GREATER PROTECTION WHERE THE WORKPLACE IS TAKEN INTO ACCOUNT:
And only where this affords greater protection to employees:
"Replacing the term 'workplace' with 'company' can only be considered favourable to employees if that element constitutes an addition and does not entail the abandonment or reduction of the protection afforded to employees in cases where, had the concept of workplace been applied, the number of dismissals required by Article 1(1), first subparagraph, point (a) of Directive 98/59 to trigger the classification of 'collective dismissal' would have been reached."
This is confirmed by the ruling STS of 13 June 2017 (appeal no. 196/2016) which holds that:
"In the case before us, no one disputes that the affected workplace ordinarily employed more than 20 workers, or that at least 20 dismissals had taken place within a 90-day period. The only established fact is that, on the same date, the contracts of the 12 workers assigned to that workplace were terminated, meaning that none of the thresholds set out in Article 1(1)(a) of Directive 98/53 were met, nor were those established in Article 51(1) of the Workers' Statute (ET) exceeded, given that company Urbaser has a workforce of more than 20,000 employees.

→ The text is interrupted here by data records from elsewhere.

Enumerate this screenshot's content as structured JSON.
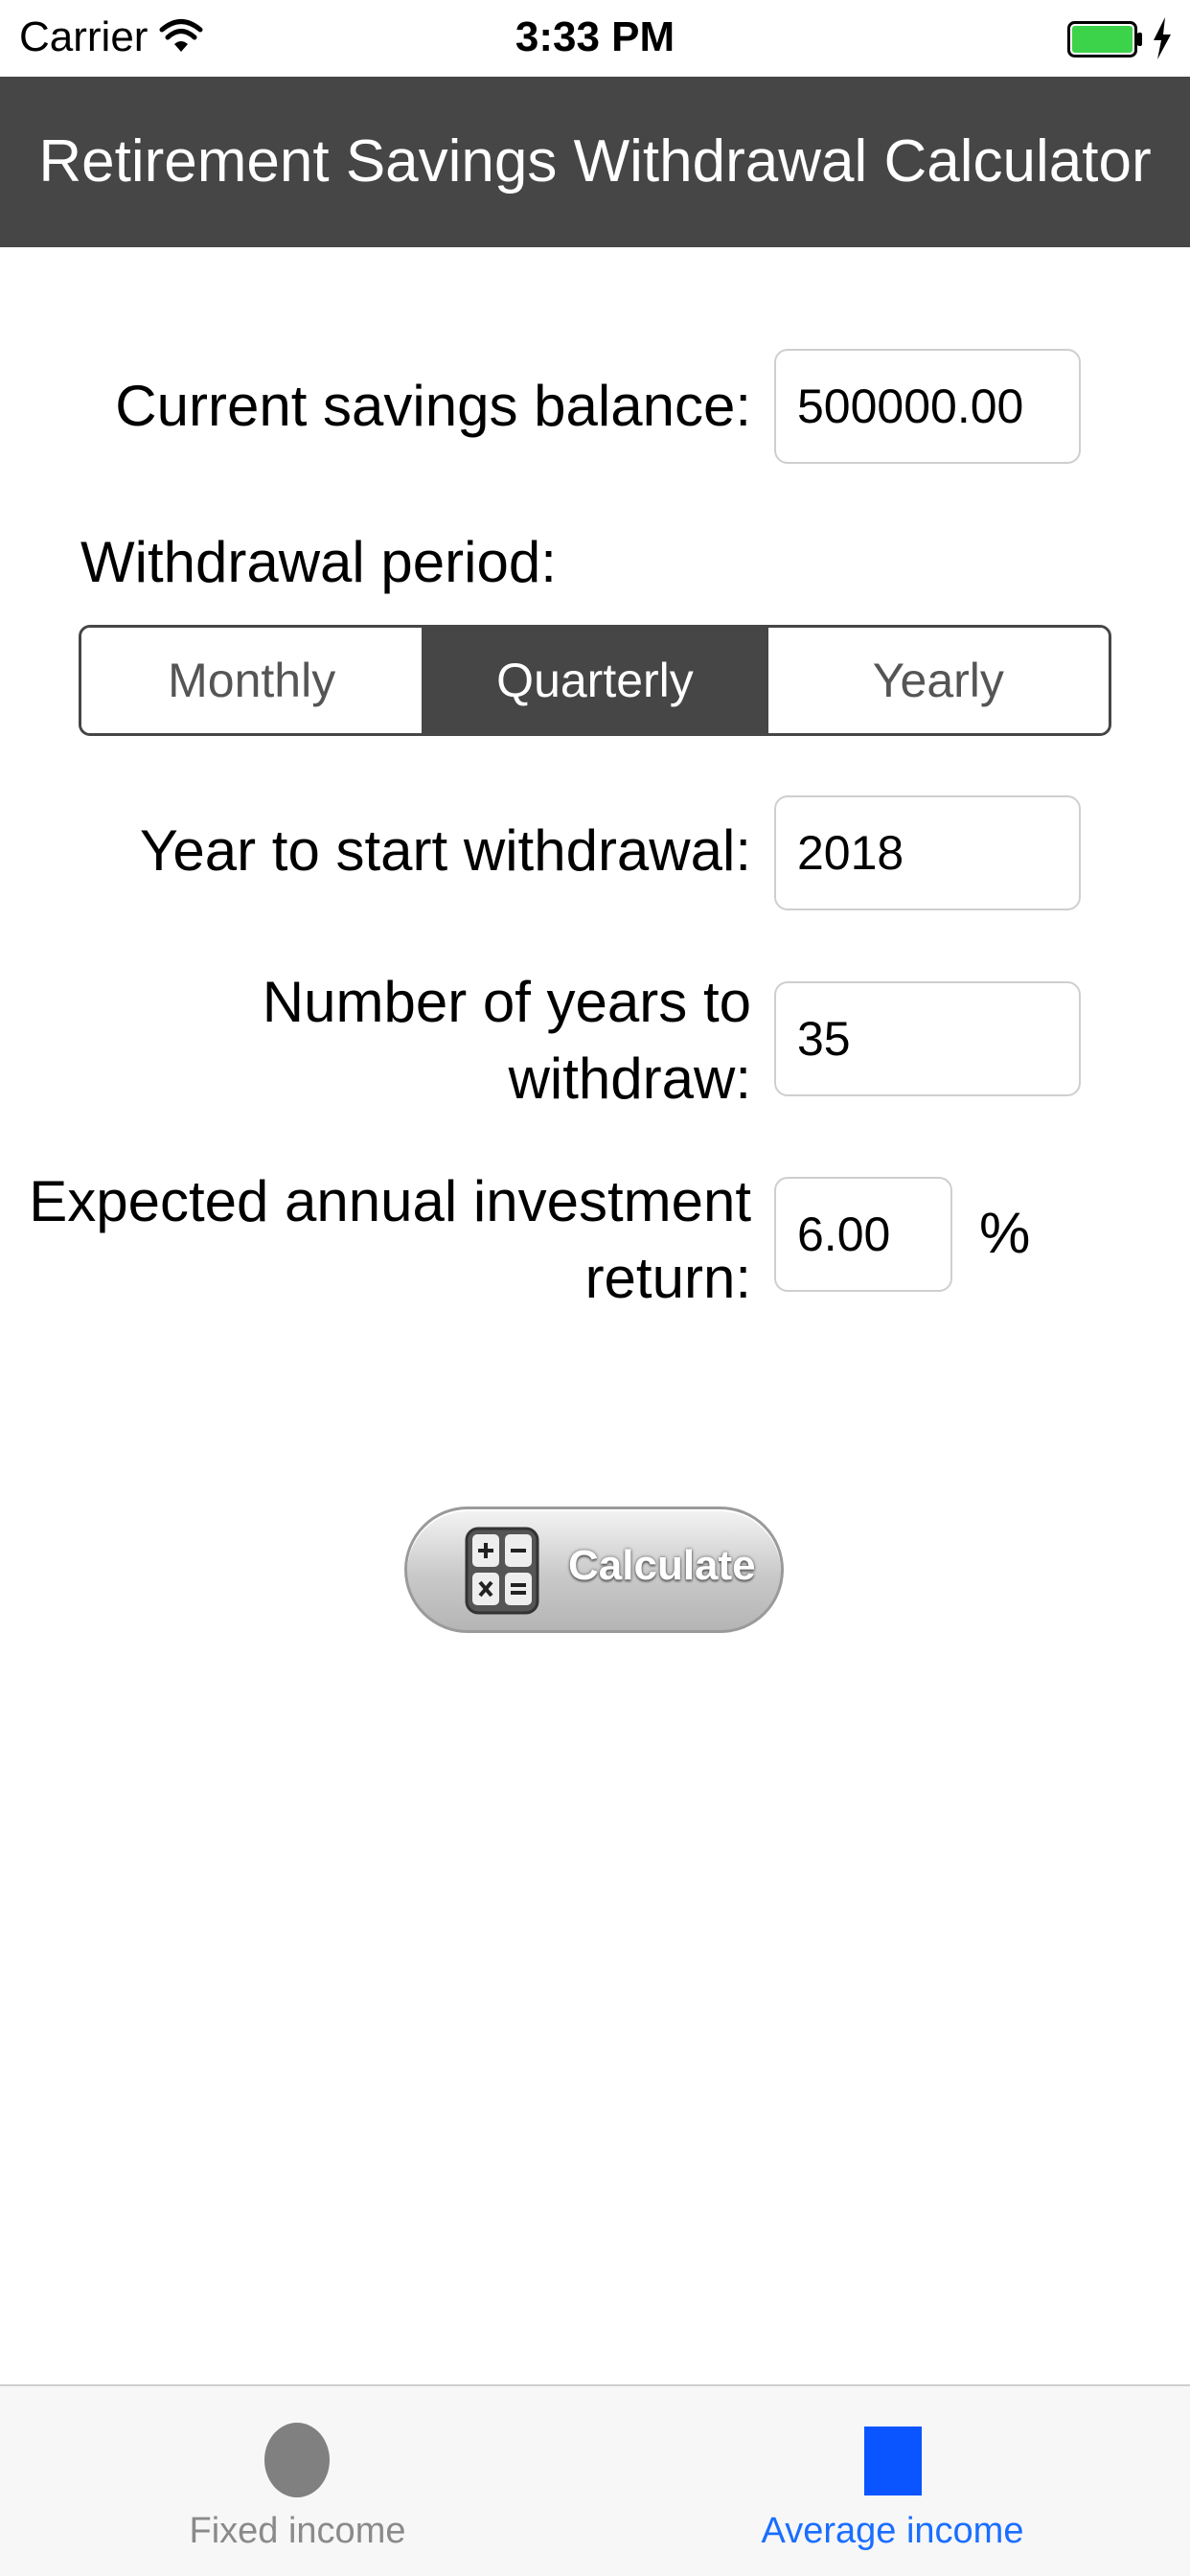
{
  "status_bar": {
    "carrier": "Carrier",
    "time": "3:33 PM",
    "battery_color": "#3cd24a"
  },
  "nav": {
    "title": "Retirement Savings Withdrawal Calculator"
  },
  "form": {
    "savings_label": "Current savings balance:",
    "savings_value": "500000.00",
    "period_label": "Withdrawal period:",
    "period_options": [
      "Monthly",
      "Quarterly",
      "Yearly"
    ],
    "period_selected": "Quarterly",
    "start_year_label": "Year to start withdrawal:",
    "start_year_value": "2018",
    "years_label_line1": "Number of years to",
    "years_label_line2": "withdraw:",
    "years_value": "35",
    "return_label_line1": "Expected annual investment",
    "return_label_line2": "return:",
    "return_value": "6.00",
    "return_unit": "%"
  },
  "calculate_button": {
    "label": "Calculate",
    "icon": "calculator-icon"
  },
  "tab_bar": {
    "tabs": [
      {
        "label": "Fixed income",
        "icon": "circle-icon",
        "selected": false
      },
      {
        "label": "Average income",
        "icon": "square-icon",
        "selected": true
      }
    ],
    "active_color": "#1a6eff",
    "inactive_color": "#8a8a8a"
  }
}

The court below was therefore correct to find that, for legal purposes, no collective dismissal had occurred in this case, applying both Article 51(1) ET and Directive 98/59/EC (…), with express and well-founded reference to the case law of the Court of Justice of the EU (CJEU) as set out in its ruling of 13 May 2015 (C-392/2013, 'Rabal Cañas' case). It should further be noted that, citing that same ruling, the same outcome is reached by applying the doctrine of the Full Chamber of the Social Division of the Supreme Court contained in the STS of 17 October 2016 (appeal no. 36/2016)."